Most car speakers are "coaxials" (2-way) or "triaxials" (3-way). There are also "component" speakers (AKA: "separates") which can be had, which are usually higher quality, more expensive, and usually require more power to drive them properly.
Coaxial and triaxial speakers are simply a 2 or 3 driver speaker system integrated into a single "speaker" package. They usually have a built-in simple passive crossover to divide and send the high frequencies to the tweeter and the lower frequencies to the midrange driver. Some of them don't have a crossover at all, and rely on natural rolloff frequencies to accomplish the same thing, albeit in a less precise manner.
Component speakers have separate drivers and a separate crossover, which is higher quality than the integrated crossovers in a coaxial speaker.
They all work the same way though. They have a positive and negative terminal, and that is all you need to hook up as far as input from the amplifier is concerned. With component speakers you also have to connect the crossover to the tweeter and midrange driver, but I doubt you will be using component speakers.
As far as impedance goes, check to see what the impedance of the original speakers are. Ideally you want your replacement speakers to be the same nominal impedance. Car speakers are usually 4Ω, while home speakers are usually 8Ω. I don't know what PC speakers usually are.

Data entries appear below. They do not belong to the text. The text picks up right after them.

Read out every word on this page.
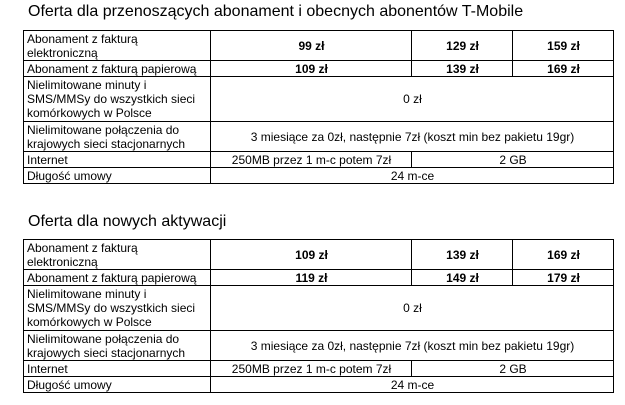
Oferta dla przenoszących abonament i obecnych abonentów T-Mobile
Abonament z fakturą elektroniczną	99 zł	129 zł	159 zł
Abonament z fakturą papierową	109 zł	139 zł	169 zł
Nielimitowane minuty i SMS/MMSy do wszystkich sieci komórkowych w Polsce	0 zł		
Nielimitowane połączenia do krajowych sieci stacjonarnych	3 miesiące za 0zł, następnie 7zł (koszt min bez pakietu 19gr)		
Internet	250MB przez 1 m-c potem 7zł	2 GB	
Długość umowy	24 m-ce		
Oferta dla nowych aktywacji
Abonament z fakturą elektroniczną	109 zł	139 zł	169 zł
Abonament z fakturą papierową	119 zł	149 zł	179 zł
Nielimitowane minuty i SMS/MMSy do wszystkich sieci komórkowych w Polsce	0 zł		
Nielimitowane połączenia do krajowych sieci stacjonarnych	3 miesiące za 0zł, następnie 7zł (koszt min bez pakietu 19gr)		
Internet	250MB przez 1 m-c potem 7zł	2 GB	
Długość umowy	24 m-ce		
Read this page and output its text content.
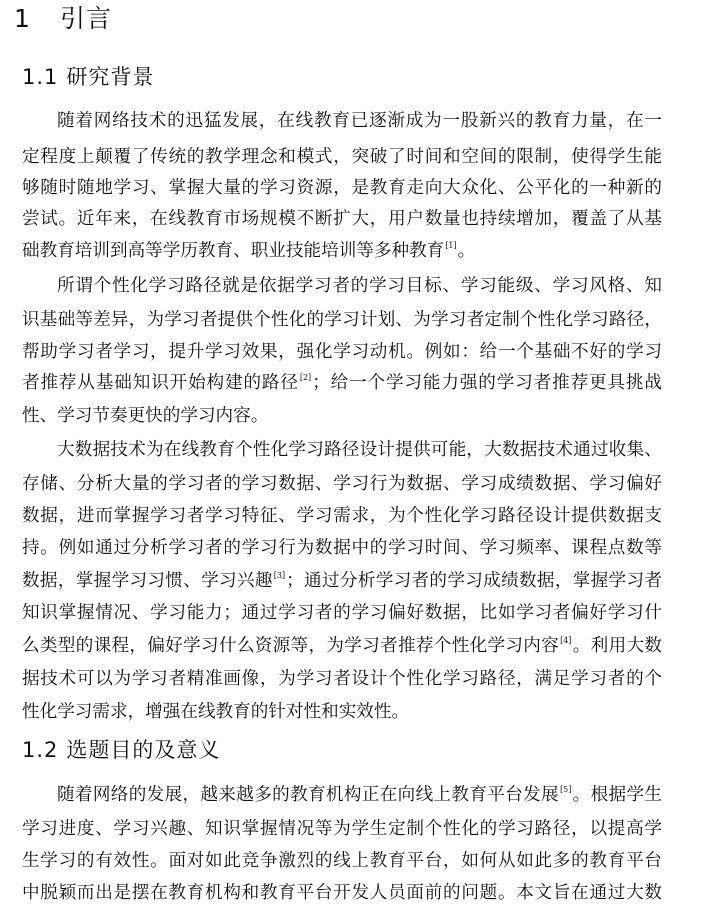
1 引言
1.1 研究背景
随着网络技术的迅猛发展，在线教育已逐渐成为一股新兴的教育力量，在一
定程度上颠覆了传统的教学理念和模式，突破了时间和空间的限制，使得学生能
够随时随地学习、掌握大量的学习资源，是教育走向大众化、公平化的一种新的
尝试。近年来，在线教育市场规模不断扩大，用户数量也持续增加，覆盖了从基
础教育培训到高等学历教育、职业技能培训等多种教育[1]。
所谓个性化学习路径就是依据学习者的学习目标、学习能级、学习风格、知
识基础等差异，为学习者提供个性化的学习计划、为学习者定制个性化学习路径，
帮助学习者学习，提升学习效果，强化学习动机。例如：给一个基础不好的学习
者推荐从基础知识开始构建的路径[2]；给一个学习能力强的学习者推荐更具挑战
性、学习节奏更快的学习内容。
大数据技术为在线教育个性化学习路径设计提供可能，大数据技术通过收集、
存储、分析大量的学习者的学习数据、学习行为数据、学习成绩数据、学习偏好
数据，进而掌握学习者学习特征、学习需求，为个性化学习路径设计提供数据支
持。例如通过分析学习者的学习行为数据中的学习时间、学习频率、课程点数等
数据，掌握学习习惯、学习兴趣[3]；通过分析学习者的学习成绩数据，掌握学习者
知识掌握情况、学习能力；通过学习者的学习偏好数据，比如学习者偏好学习什
么类型的课程，偏好学习什么资源等，为学习者推荐个性化学习内容[4]。利用大数
据技术可以为学习者精准画像，为学习者设计个性化学习路径，满足学习者的个
性化学习需求，增强在线教育的针对性和实效性。
1.2 选题目的及意义
随着网络的发展，越来越多的教育机构正在向线上教育平台发展[5]。根据学生
学习进度、学习兴趣、知识掌握情况等为学生定制个性化的学习路径，以提高学
生学习的有效性。面对如此竞争激烈的线上教育平台，如何从如此多的教育平台
中脱颖而出是摆在教育机构和教育平台开发人员面前的问题。本文旨在通过大数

Using speakers that are of a lower impedance than your amplifier is rated for is hard on a typical amplifier, because it doubles the current flow each time the impedance is halved, given the same amplifier output voltage. However, to a point, this can be countered by using a reasonable volume level (because the volume knob controls output voltage). For example, using 4Ω speakers with an amplifier that is rated for 8Ω is usually fine, as long as you don't get crazy with the volume. I wouldn't suggest connecting something ridiculous to your amplifier like a .5Ω load however (e.g., eight 4Ω speakers wired in parallel to a single channel).
Going in the other direction is perfectly safe; i.e., using speakers that are of a higher impedance than your amplifier is rated for. This actually makes life easier for your amplifier, though you will get less power from it (half the power at a given amplifier output voltage each time you double the speaker impedance).
Don't worry about the wattage that the speakers are rated for. The Logitech x230 amplifier only sends 6 watts x 2 to the mids and highs. Any car speakers can handle that; even cheap OEM ones from like an '81 Chevette.